« Le silence, c’est la lèpre »
Nathan Fabre, professeur dans un collège franco-allemand et chercheur en histoire sur la période nazie, visite un jour Buchenwald. Sur une photographie du camp, il est frappé par la ressemblance entre un détenu et son propre père, Adrien. Onzième film d’Elie Chouraqui, L’Origine de la violence, adapté d’un roman autobiographique de Fabrice Humbert qui a obtenu le prix Orange en 2009, mêle plusieurs temporalités avec une ampleur digne de la fresque : 1937, 1941, 1962, 2014…
L’enquête de plus en plus troublante qu’entreprend Nathan ouvre sur des flash-backs concernant sa famille, catholique et grand-bourgeoise. Pour ce jeune Français qui vient de tomber amoureux d’une Allemande de Weimar dont toute la famille était nazie, l’enjeu de la recherche est à la fois professionnel, historique, familial mais aussi très personnel : le prologue du film montre en effet ce garçon poli, distingué et cultivé soudain aux prises avec une violence qu’il ne comprend ni ne contrôle.

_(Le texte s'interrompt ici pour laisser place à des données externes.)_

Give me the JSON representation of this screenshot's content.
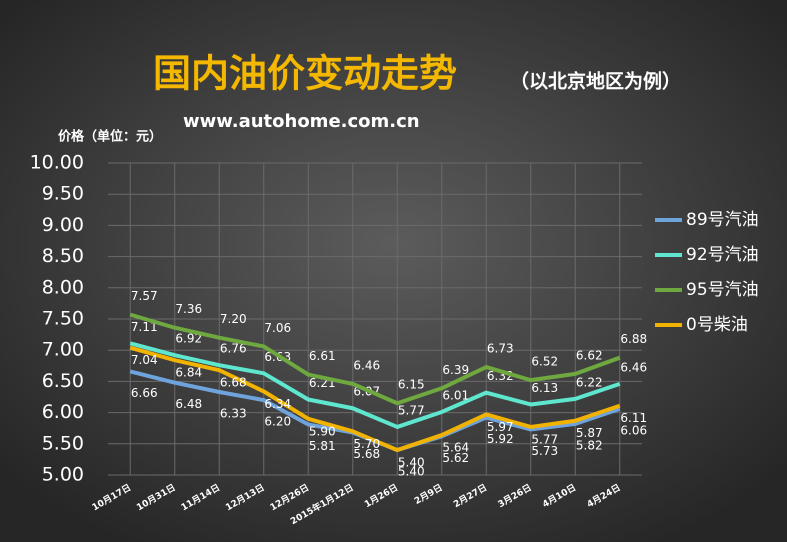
{
  "chart_data": {
    "type": "line",
    "title": "国内油价变动走势",
    "subtitle": "（以北京地区为例）",
    "source": "www.autohome.com.cn",
    "y_label": "价格（单位：元）",
    "categories": [
      "10月17日",
      "10月31日",
      "11月14日",
      "12月13日",
      "12月26日",
      "2015年1月12日",
      "1月26日",
      "2月9日",
      "2月27日",
      "3月26日",
      "4月10日",
      "4月24日"
    ],
    "series": [
      {
        "name": "89号汽油",
        "color": "#6fa3dc",
        "values": [
          6.66,
          6.48,
          6.33,
          6.2,
          5.81,
          5.68,
          5.4,
          5.62,
          5.92,
          5.73,
          5.82,
          6.06
        ],
        "value_labels": [
          "6.66",
          "6.48",
          "6.33",
          "6.20",
          "5.81",
          "5.68",
          "5.40",
          "5.62",
          "5.92",
          "5.73",
          "5.82",
          "6.06"
        ]
      },
      {
        "name": "92号汽油",
        "color": "#5fe6cf",
        "values": [
          7.11,
          6.92,
          6.76,
          6.63,
          6.21,
          6.07,
          5.77,
          6.01,
          6.32,
          6.13,
          6.22,
          6.46
        ],
        "value_labels": [
          "7.11",
          "6.92",
          "6.76",
          "6.63",
          "6.21",
          "6.07",
          "5.77",
          "6.01",
          "6.32",
          "6.13",
          "6.22",
          "6.46"
        ]
      },
      {
        "name": "95号汽油",
        "color": "#6fa83f",
        "values": [
          7.57,
          7.36,
          7.2,
          7.06,
          6.61,
          6.46,
          6.15,
          6.39,
          6.73,
          6.52,
          6.62,
          6.88
        ],
        "value_labels": [
          "7.57",
          "7.36",
          "7.20",
          "7.06",
          "6.61",
          "6.46",
          "6.15",
          "6.39",
          "6.73",
          "6.52",
          "6.62",
          "6.88"
        ]
      },
      {
        "name": "0号柴油",
        "color": "#f2b300",
        "values": [
          7.04,
          6.84,
          6.68,
          6.34,
          5.9,
          5.7,
          5.4,
          5.64,
          5.97,
          5.77,
          5.87,
          6.11
        ],
        "value_labels": [
          "7.04",
          "6.84",
          "6.68",
          "6.34",
          "5.90",
          "5.70",
          "5.40",
          "5.64",
          "5.97",
          "5.77",
          "5.87",
          "6.11"
        ]
      }
    ],
    "ylim": [
      5,
      10
    ],
    "yticks": [
      {
        "value": 5,
        "label": "5.00"
      },
      {
        "value": 5.5,
        "label": "5.50"
      },
      {
        "value": 6,
        "label": "6.00"
      },
      {
        "value": 6.5,
        "label": "6.50"
      },
      {
        "value": 7,
        "label": "7.00"
      },
      {
        "value": 7.5,
        "label": "7.50"
      },
      {
        "value": 8,
        "label": "8.00"
      },
      {
        "value": 8.5,
        "label": "8.50"
      },
      {
        "value": 9,
        "label": "9.00"
      },
      {
        "value": 9.5,
        "label": "9.50"
      },
      {
        "value": 10,
        "label": "10.00"
      }
    ],
    "grid": true,
    "legend": "right"
  }
}
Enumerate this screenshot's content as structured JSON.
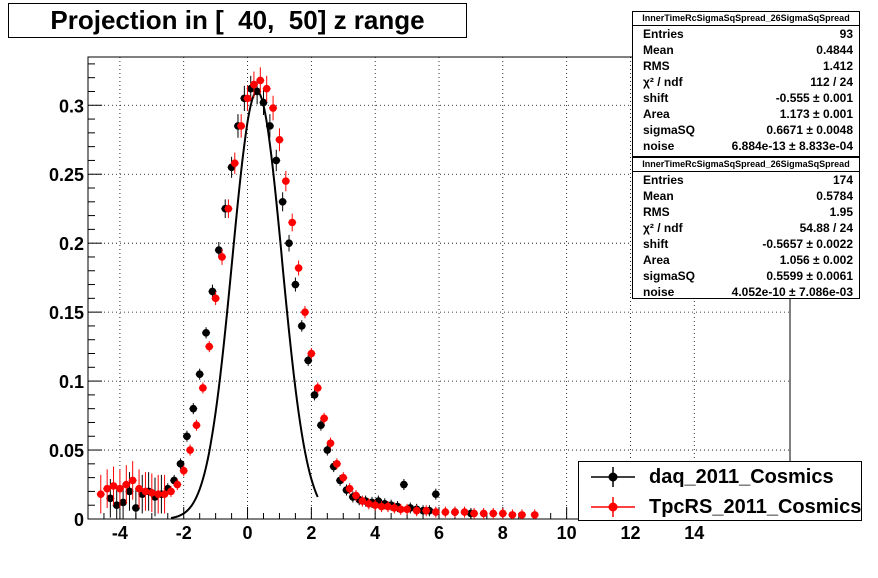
{
  "title": "Projection in [  40,  50] z range",
  "stats": [
    {
      "name": "InnerTimeRcSigmaSqSpread_26SigmaSqSpread",
      "rows": [
        {
          "label": "Entries",
          "value": "93"
        },
        {
          "label": "Mean",
          "value": "0.4844"
        },
        {
          "label": "RMS",
          "value": "1.412"
        },
        {
          "label": "χ² / ndf",
          "value": "112 / 24"
        },
        {
          "label": "shift",
          "value": "-0.555 ± 0.001"
        },
        {
          "label": "Area",
          "value": "1.173 ± 0.001"
        },
        {
          "label": "sigmaSQ",
          "value": "0.6671 ± 0.0048"
        },
        {
          "label": "noise",
          "value": "6.884e-13 ± 8.833e-04"
        }
      ]
    },
    {
      "name": "InnerTimeRcSigmaSqSpread_26SigmaSqSpread",
      "rows": [
        {
          "label": "Entries",
          "value": "174"
        },
        {
          "label": "Mean",
          "value": "0.5784"
        },
        {
          "label": "RMS",
          "value": "1.95"
        },
        {
          "label": "χ² / ndf",
          "value": "54.88 / 24"
        },
        {
          "label": "shift",
          "value": "-0.5657 ± 0.0022"
        },
        {
          "label": "Area",
          "value": "1.056 ± 0.002"
        },
        {
          "label": "sigmaSQ",
          "value": "0.5599 ± 0.0061"
        },
        {
          "label": "noise",
          "value": "4.052e-10 ± 7.086e-03"
        }
      ]
    }
  ],
  "legend": [
    {
      "label": "daq_2011_Cosmics",
      "color": "#000000"
    },
    {
      "label": "TpcRS_2011_Cosmics",
      "color": "#ff0000"
    }
  ],
  "chart_data": {
    "type": "scatter",
    "xlim": [
      -5,
      17
    ],
    "ylim": [
      0,
      0.335
    ],
    "x_major_ticks": [
      -4,
      -2,
      0,
      2,
      4,
      6,
      8,
      10,
      12,
      14
    ],
    "x_tick_labels": [
      "-4",
      "-2",
      "0",
      "2",
      "4",
      "6",
      "8",
      "10",
      "12",
      "14"
    ],
    "y_major_ticks": [
      0,
      0.05,
      0.1,
      0.15,
      0.2,
      0.25,
      0.3
    ],
    "y_tick_labels": [
      "0",
      "0.05",
      "0.1",
      "0.15",
      "0.2",
      "0.25",
      "0.3"
    ],
    "grid": true,
    "series": [
      {
        "name": "daq_2011_Cosmics",
        "color": "#000000",
        "x": [
          -4.3,
          -4.1,
          -3.9,
          -3.7,
          -3.5,
          -3.3,
          -3.1,
          -2.9,
          -2.7,
          -2.5,
          -2.3,
          -2.1,
          -1.9,
          -1.7,
          -1.5,
          -1.3,
          -1.1,
          -0.9,
          -0.7,
          -0.5,
          -0.3,
          -0.1,
          0.1,
          0.3,
          0.5,
          0.7,
          0.9,
          1.1,
          1.3,
          1.5,
          1.7,
          1.9,
          2.1,
          2.3,
          2.5,
          2.7,
          2.9,
          3.1,
          3.3,
          3.5,
          3.7,
          3.9,
          4.1,
          4.3,
          4.5,
          4.7,
          4.9,
          5.1,
          5.3,
          5.5,
          5.7,
          5.9,
          6.5,
          7.0
        ],
        "y": [
          0.015,
          0.01,
          0.012,
          0.02,
          0.008,
          0.018,
          0.02,
          0.016,
          0.018,
          0.022,
          0.028,
          0.04,
          0.06,
          0.08,
          0.105,
          0.135,
          0.165,
          0.195,
          0.225,
          0.255,
          0.285,
          0.305,
          0.312,
          0.31,
          0.302,
          0.285,
          0.26,
          0.23,
          0.2,
          0.17,
          0.14,
          0.115,
          0.09,
          0.068,
          0.05,
          0.038,
          0.028,
          0.021,
          0.016,
          0.014,
          0.013,
          0.012,
          0.013,
          0.011,
          0.01,
          0.009,
          0.025,
          0.008,
          0.007,
          0.006,
          0.006,
          0.018,
          0.005,
          0.004
        ]
      },
      {
        "name": "TpcRS_2011_Cosmics",
        "color": "#ff0000",
        "x": [
          -4.6,
          -4.4,
          -4.2,
          -4.0,
          -3.8,
          -3.6,
          -3.4,
          -3.2,
          -3.0,
          -2.8,
          -2.6,
          -2.4,
          -2.2,
          -2.0,
          -1.8,
          -1.6,
          -1.4,
          -1.2,
          -1.0,
          -0.8,
          -0.6,
          -0.4,
          -0.2,
          0.0,
          0.2,
          0.4,
          0.6,
          0.8,
          1.0,
          1.2,
          1.4,
          1.6,
          1.8,
          2.0,
          2.2,
          2.4,
          2.6,
          2.8,
          3.0,
          3.2,
          3.4,
          3.6,
          3.8,
          4.0,
          4.2,
          4.4,
          4.6,
          4.8,
          5.0,
          5.3,
          5.6,
          5.9,
          6.2,
          6.5,
          6.8,
          7.1,
          7.4,
          7.7,
          8.0,
          8.3,
          8.6,
          9.0
        ],
        "y": [
          0.018,
          0.022,
          0.024,
          0.022,
          0.025,
          0.028,
          0.022,
          0.02,
          0.019,
          0.018,
          0.018,
          0.02,
          0.025,
          0.035,
          0.05,
          0.068,
          0.095,
          0.125,
          0.16,
          0.19,
          0.225,
          0.258,
          0.285,
          0.305,
          0.315,
          0.318,
          0.312,
          0.298,
          0.275,
          0.245,
          0.215,
          0.182,
          0.15,
          0.12,
          0.095,
          0.073,
          0.055,
          0.04,
          0.03,
          0.022,
          0.017,
          0.013,
          0.011,
          0.01,
          0.009,
          0.009,
          0.008,
          0.007,
          0.007,
          0.006,
          0.006,
          0.005,
          0.005,
          0.005,
          0.005,
          0.004,
          0.004,
          0.004,
          0.004,
          0.003,
          0.003,
          0.003
        ]
      }
    ]
  }
}
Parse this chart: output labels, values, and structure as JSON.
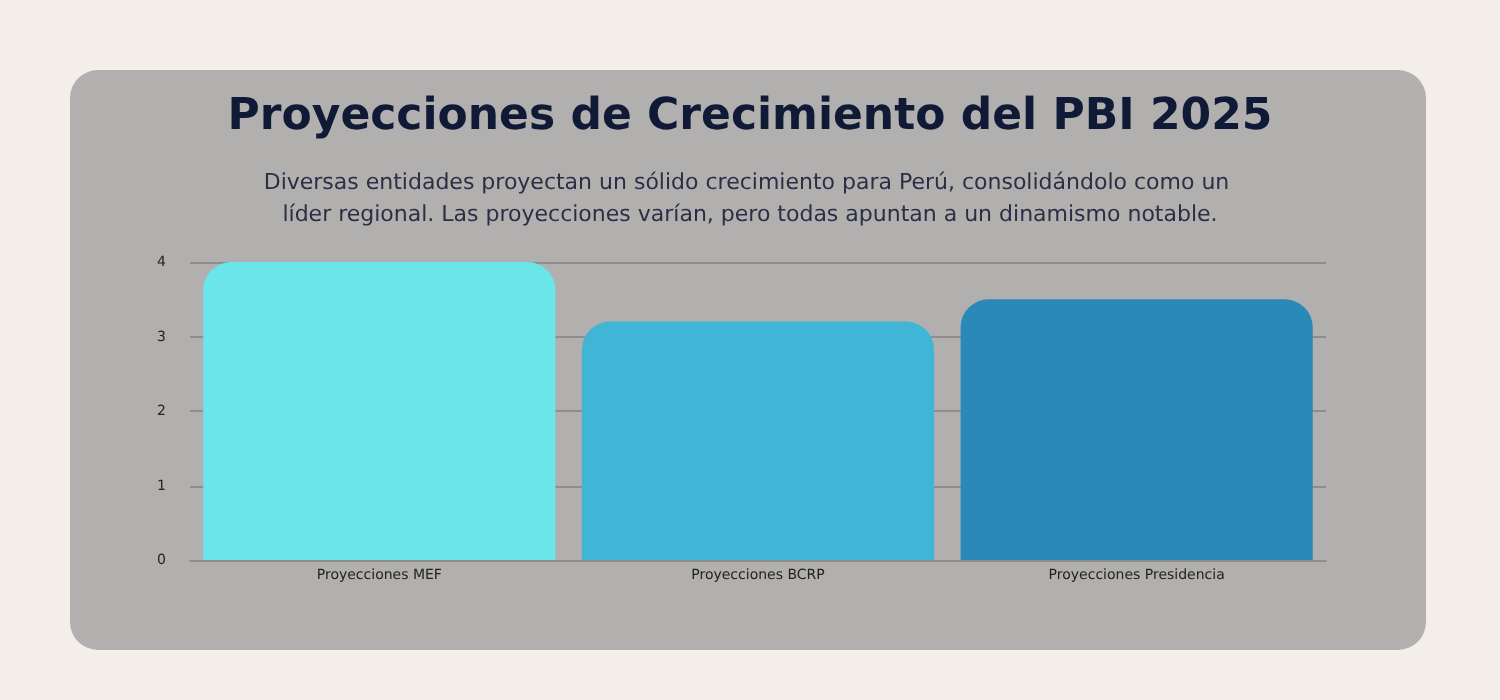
{
  "chart_data": {
    "type": "bar",
    "title": "Proyecciones de Crecimiento del PBI 2025",
    "subtitle": "Diversas entidades proyectan un sólido crecimiento para Perú, consolidándolo como un líder regional. Las proyecciones varían, pero todas apuntan a un dinamismo notable.",
    "categories": [
      "Proyecciones MEF",
      "Proyecciones BCRP",
      "Proyecciones Presidencia"
    ],
    "values": [
      4.0,
      3.2,
      3.5
    ],
    "colors": [
      "#6ae5ea",
      "#40b5d6",
      "#2b89ba"
    ],
    "ylim": [
      0,
      4
    ],
    "yticks": [
      0,
      1,
      2,
      3,
      4
    ],
    "grid": "y"
  }
}
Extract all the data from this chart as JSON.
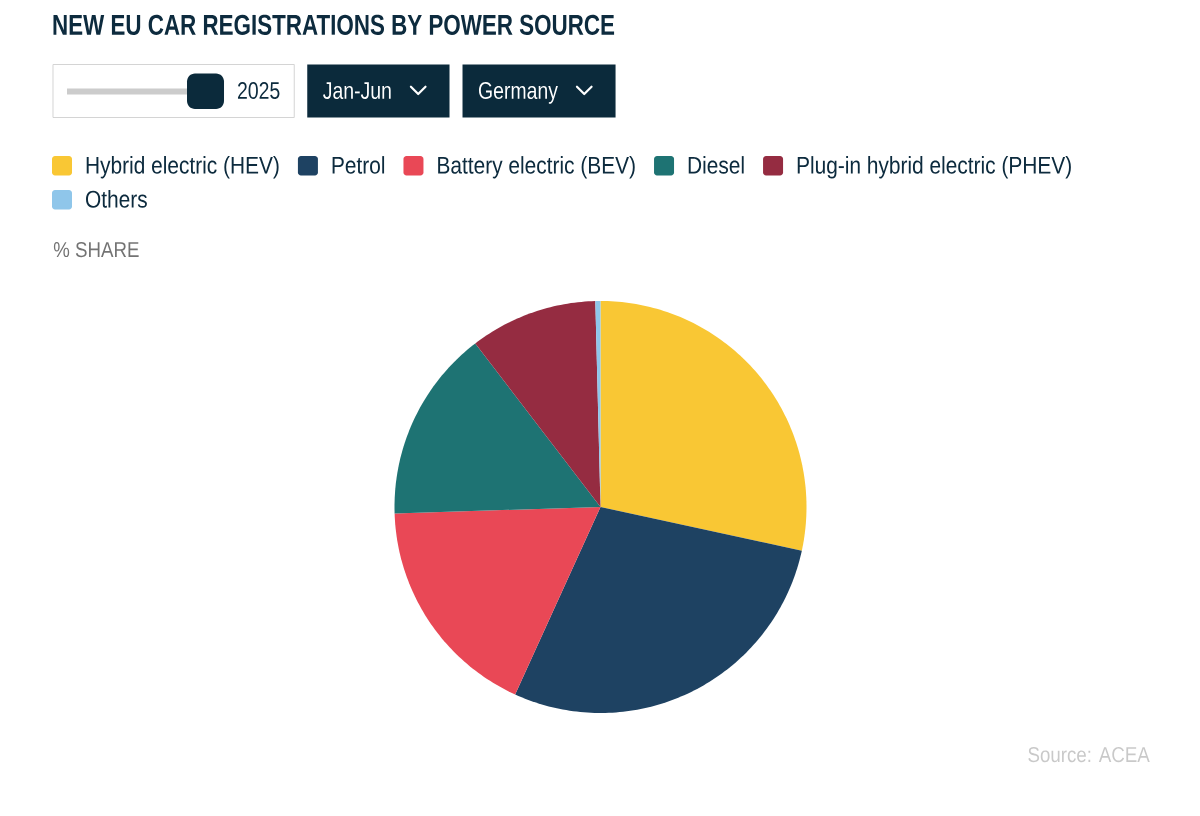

L’entrelacs des époques et l’écheveau du secret de famille articulent petite et grande histoires, comme si le cas particulier du jeune homme à l’identité compliquée valait pour toute l’Europe.
Le film donne chair à la lutte pour sortir de la « lèpre » du silence, même si les personnages du père et du grand-père, eux, justifient leur volonté de se taire et de vivre hors du passé. Campé du côté de son jeune protagoniste, Elie Chouraqui, lui, élucide, montre sans relâche – il s’aventure même à représenter dans la fiction la vie à Buchenwald, dans la continuité de la jeunesse romanesque et picaresque du détenu aperçu sur la photo : cet apprenti-tailleur juif et séduisant séduit en effet une jeune et riche héritière avant de lui préférer sa belle sœur, ce qui a pour lui des conséquences tragiques. Interprété avec brio par le fils du cinéaste, César Chouraqui, ce Nathan Wagner de 1937-41 finit par faire pâlir le Nathan actuel, l’universitaire qui tombe des nues à chacune de ses découvertes, déséquilibrant le film.
Reste une pléiade d’acteurs aussi expérimentés que Catherine Samie, Michel Bouquet et Richard Berry, qui font le trait d’union entre une fiction au passé un peu rétro et les potentialités de jeu qu’offrent les situations de 2014. L’Origine de la violence porte les qualités et les défauts de la soif explicative de son jeune héros. Mais il lui emprunte aussi une fougue communicative, une envie de raconter, quitte à faire du cinéma « de papa » – c’est-à-dire, dans son cas, de grand-papa.